Dáil debates

Wednesday, 26 May 2021

Independent Beef Regulator: Motion [Private Members]

 

10:37 am

Photo of Matt CarthyMatt Carthy (Cavan-Monaghan, Sinn Fein) | Oireachtas source

I commend the Rural Independent Group for bringing this motion to the House. I also commend Deputy Nolan for leading on this important issue. I confirm that Sinn Féin Deputies are happy to support the motion.

The Irish family farm stands as the bulwark of rural Ireland. The family farm network remains the main economic driver of our communities. In times of economic downturn we turn consistently to farmers and they never let us down. The success of family farms is a success for us all. When a small farm in our constituency makes a profit, it is not siphoned off to a tax haven or distributed in shareholder dividends, it is spent in the local community, the hardware store and the grocer. It goes to the local GAA draws, the local farm contractor, the local pubs and restaurants. The problem increasingly is that farmers, in particular beef farmers, are not making a profit to redistribute in communities. Farm incomes have remained static at best for more than two decades and successive Governments have simply allowed the position to worsen. For the past five years, Sinn Féin has called for radical reform to deliver for farm families, in particular in the beef sector. We have outlined what I have described as the three Fs – a fair CAP, fair play and fair prices. We now know that there will not be a fair CAP. Irish farming has been sold out in that regard. By the end of the next EU budget cycle Ireland will be paying an additional €1 billion into the EU budget every single year, but the CAP budget will be significantly reduced in real terms. That is all in the context of Irish farmers being expected to do more and to receive less.

I am disappointed that some stakeholders and media outlets have failed miserably to stand up against the Government or Phil Hogan when this sell-out happened, and the CAP cake was being shrunk, who now at the last minute are agitating and pitting farmer against farmer as to how the cake should be divided. I say categorically to the Minister, Deputy McConalogue, and his colleagues that it would be an absolute scandal in the context of the shrinking budget if any single individual or enterprise is still receiving more than €100,000 in farm payments at a time when most farmers are struggling to survive on a fraction of that. The time for an upper limit payment of approximately €60,000 per annum is now. Most Irish farmers today are producing more food to higher standards than their parents but with less income to show for it, while at the other end we see that produce being used as a loss leader for large retailers who alongside the processors are making ever-increasing profits. Therein lies the big secret of Irish agriculture: that there is money to be made in beef. The problem is that the money is not going to the people who are doing all the work, our local family farmers, it is going to the Larry Goodmans, the factories and the multinational retail giants.

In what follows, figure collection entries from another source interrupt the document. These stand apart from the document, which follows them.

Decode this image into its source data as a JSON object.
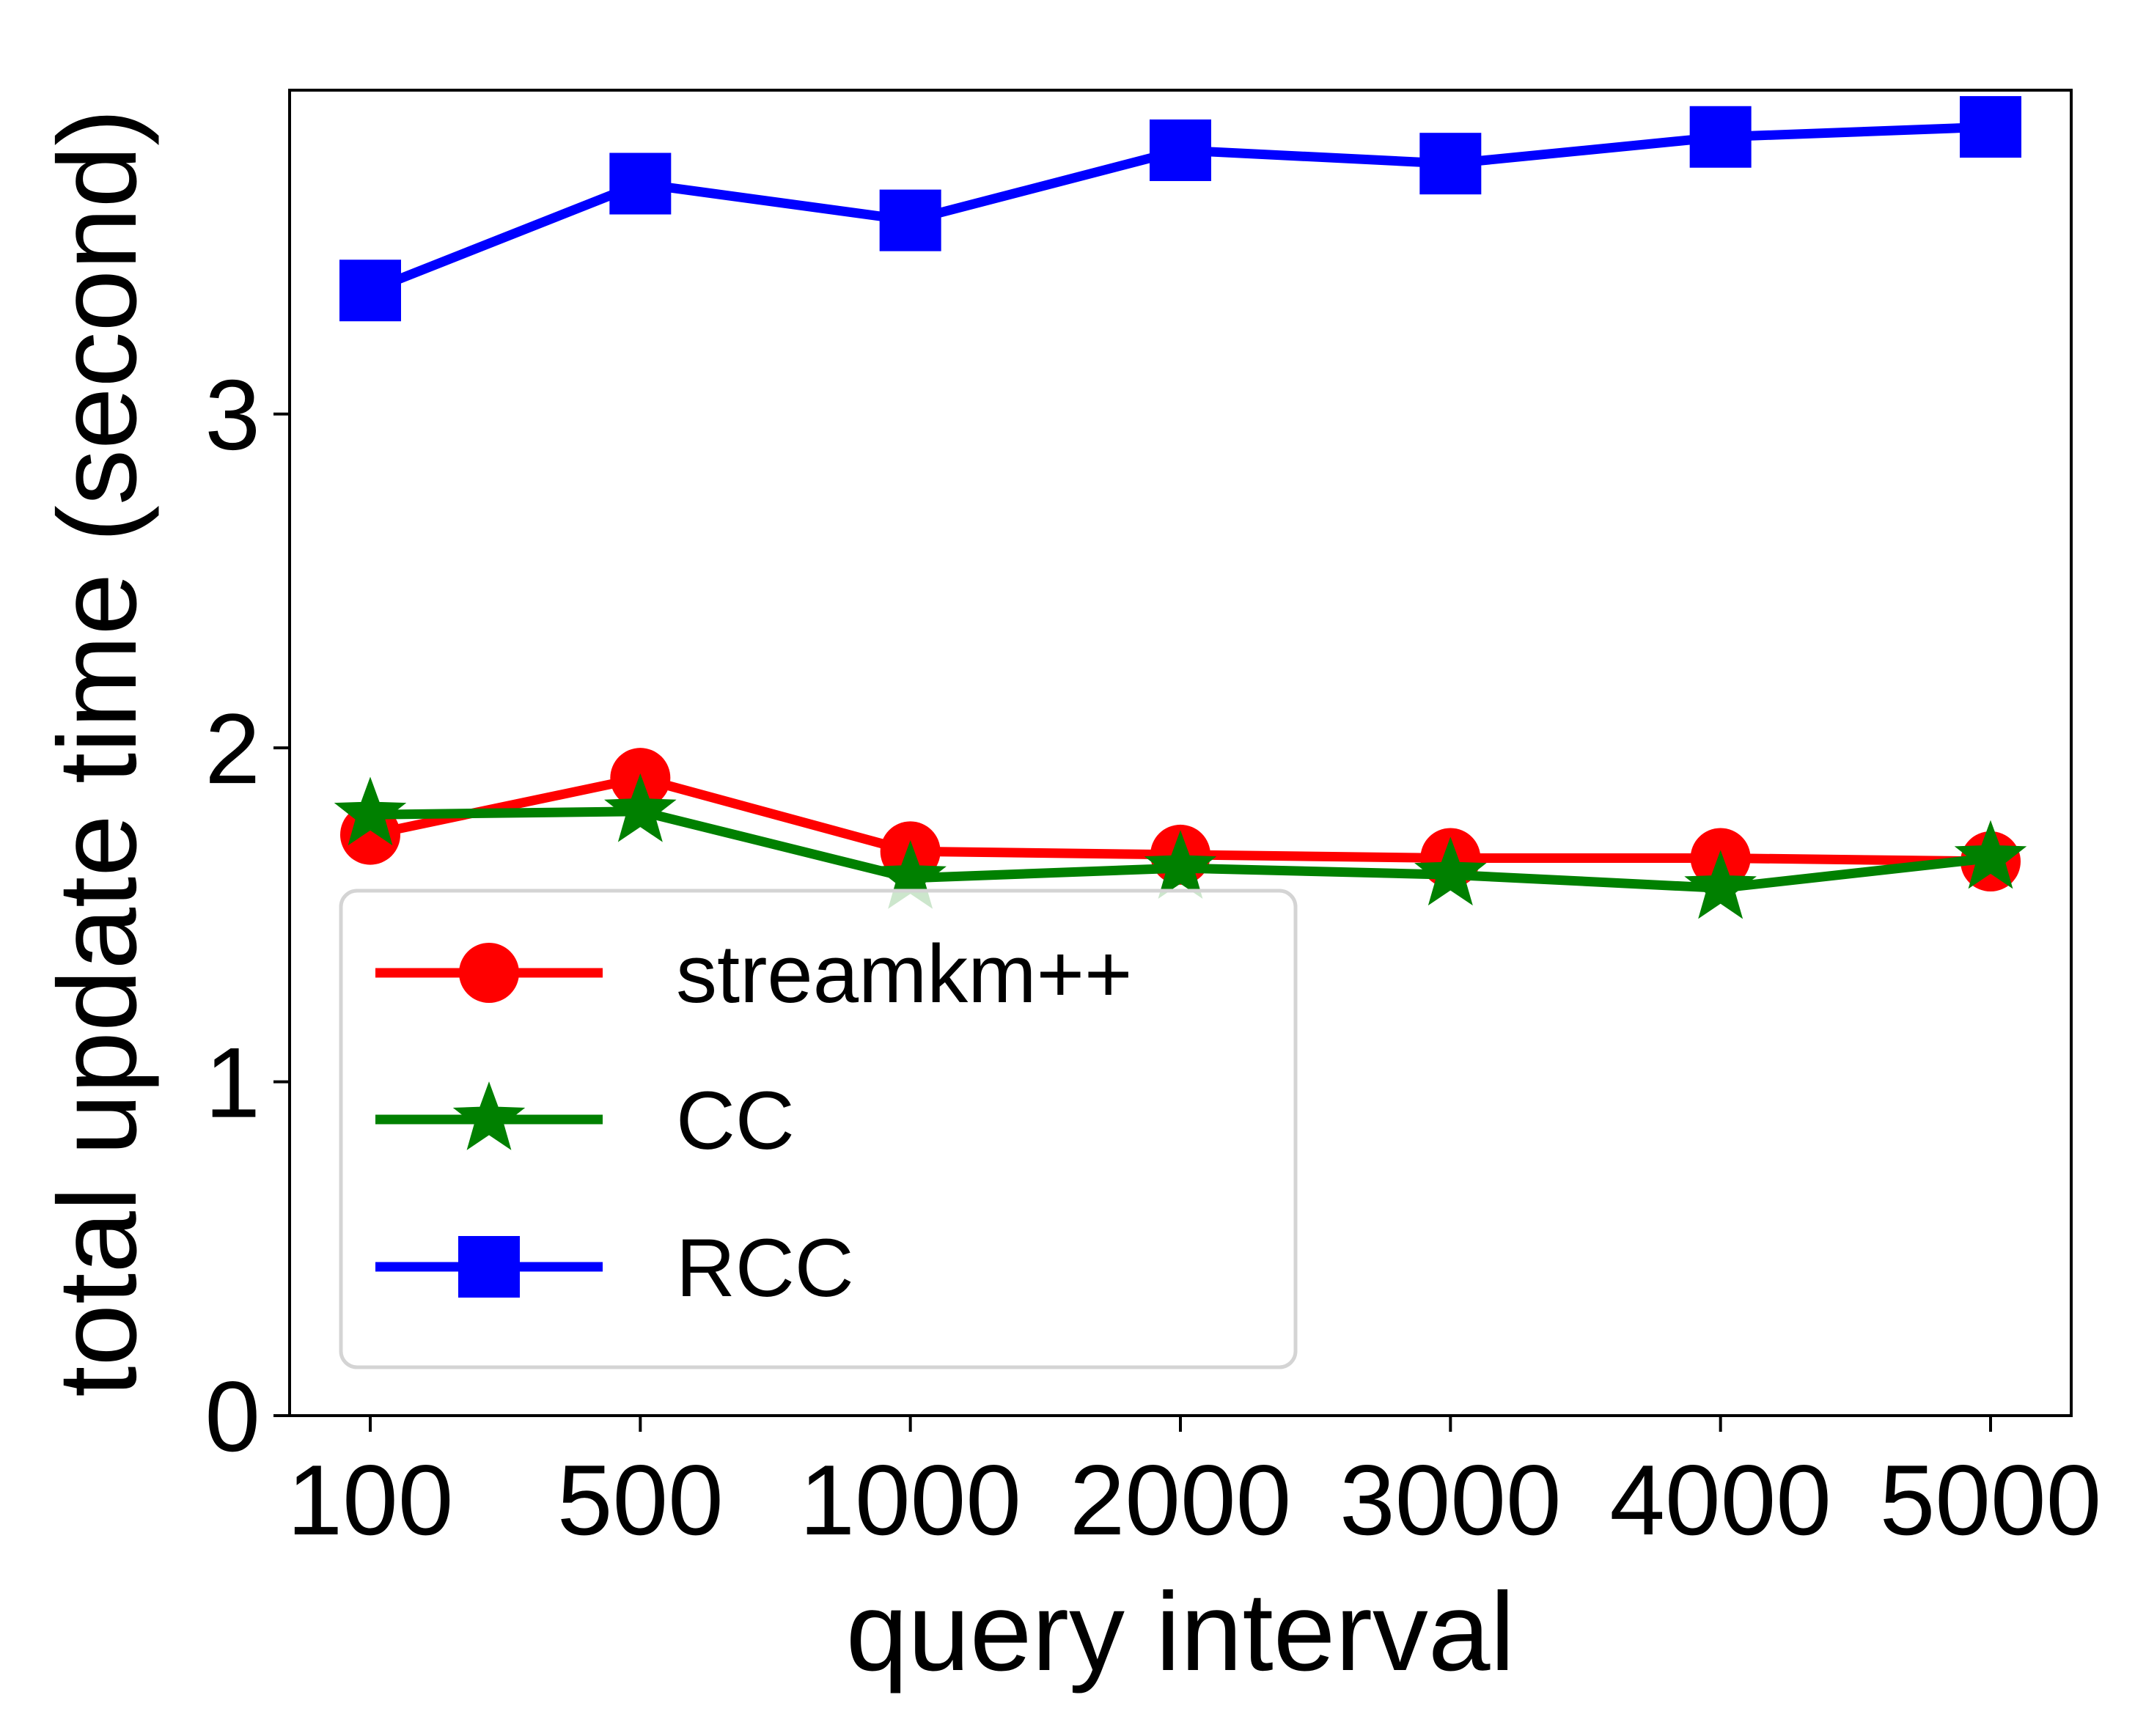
{
  "chart_data": {
    "type": "line",
    "categories": [
      "100",
      "500",
      "1000",
      "2000",
      "3000",
      "4000",
      "5000"
    ],
    "xlabel": "query interval",
    "ylabel": "total update time (second)",
    "ylim": [
      0,
      3.97
    ],
    "yticks": [
      0,
      1,
      2,
      3
    ],
    "grid": false,
    "legend_position": "lower-left",
    "series": [
      {
        "name": "streamkm++",
        "color": "#ff0000",
        "marker": "circle",
        "values": [
          1.74,
          1.91,
          1.69,
          1.68,
          1.67,
          1.67,
          1.66
        ]
      },
      {
        "name": "CC",
        "color": "#008000",
        "marker": "star",
        "values": [
          1.8,
          1.81,
          1.61,
          1.64,
          1.62,
          1.58,
          1.67
        ]
      },
      {
        "name": "RCC",
        "color": "#0000ff",
        "marker": "square",
        "values": [
          3.37,
          3.69,
          3.58,
          3.79,
          3.75,
          3.83,
          3.86
        ]
      }
    ]
  }
}
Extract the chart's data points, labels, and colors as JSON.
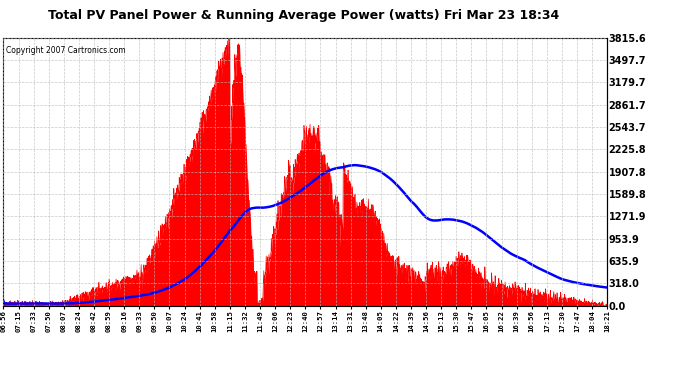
{
  "title": "Total PV Panel Power & Running Average Power (watts) Fri Mar 23 18:34",
  "copyright": "Copyright 2007 Cartronics.com",
  "background_color": "#ffffff",
  "plot_bg_color": "#ffffff",
  "grid_color": "#bbbbbb",
  "fill_color": "#ff0000",
  "line_color": "#0000ff",
  "ytick_labels": [
    "0.0",
    "318.0",
    "635.9",
    "953.9",
    "1271.9",
    "1589.8",
    "1907.8",
    "2225.8",
    "2543.7",
    "2861.7",
    "3179.7",
    "3497.7",
    "3815.6"
  ],
  "ytick_values": [
    0.0,
    318.0,
    635.9,
    953.9,
    1271.9,
    1589.8,
    1907.8,
    2225.8,
    2543.7,
    2861.7,
    3179.7,
    3497.7,
    3815.6
  ],
  "ymax": 3815.6,
  "xtick_labels": [
    "06:56",
    "07:15",
    "07:33",
    "07:50",
    "08:07",
    "08:24",
    "08:42",
    "08:59",
    "09:16",
    "09:33",
    "09:50",
    "10:07",
    "10:24",
    "10:41",
    "10:58",
    "11:15",
    "11:32",
    "11:49",
    "12:06",
    "12:23",
    "12:40",
    "12:57",
    "13:14",
    "13:31",
    "13:48",
    "14:05",
    "14:22",
    "14:39",
    "14:56",
    "15:13",
    "15:30",
    "15:47",
    "16:05",
    "16:22",
    "16:39",
    "16:56",
    "17:13",
    "17:30",
    "17:47",
    "18:04",
    "18:21"
  ]
}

Farmers cannot work together for fear of injunctions from factories or warnings from the Competition and Consumer Protection Commission, yet in the meat industry we see increased consolidation all the time and decreasing competition and everybody, apart from the Government and its agencies, knows that there is wholesale collaboration between the factories on prices and that there is, in effect, a cartel in operation. They can make the rules such as the 30-month one or the four-movement one. They can call them bonuses, when everybody knows that they are actually penalties, without any logical basis and they can operate without an ounce of transparency. The situation is compounded by corporate structures whereby in one instance a factory is owned by at least five unlimited companies registered in states as varied as the Isle of Man and Luxembourg. They can strengthen their hold on the sector through the use of factory feedlots and without even blushing, the Minister, Deputy McConalogue, can say his Department has no analysis whatsoever on the impact they have on prices or the environment.

The EU directive on unfair trading practices does not go far enough. So far, the Government's implementation of the directive does not go far enough. What we need is a regulator with real teeth to hold the factories and the retailers to account. I am not that pushed on what name we give to such a regulator, but it must have the power to address unfair and imbalanced trading relationships within the sector and additional powers to investigate and the ability to level real penalties on the factories that are bleeding family farmers dry. That is the least farmers expect and deserve and that is the litmus test for the Government.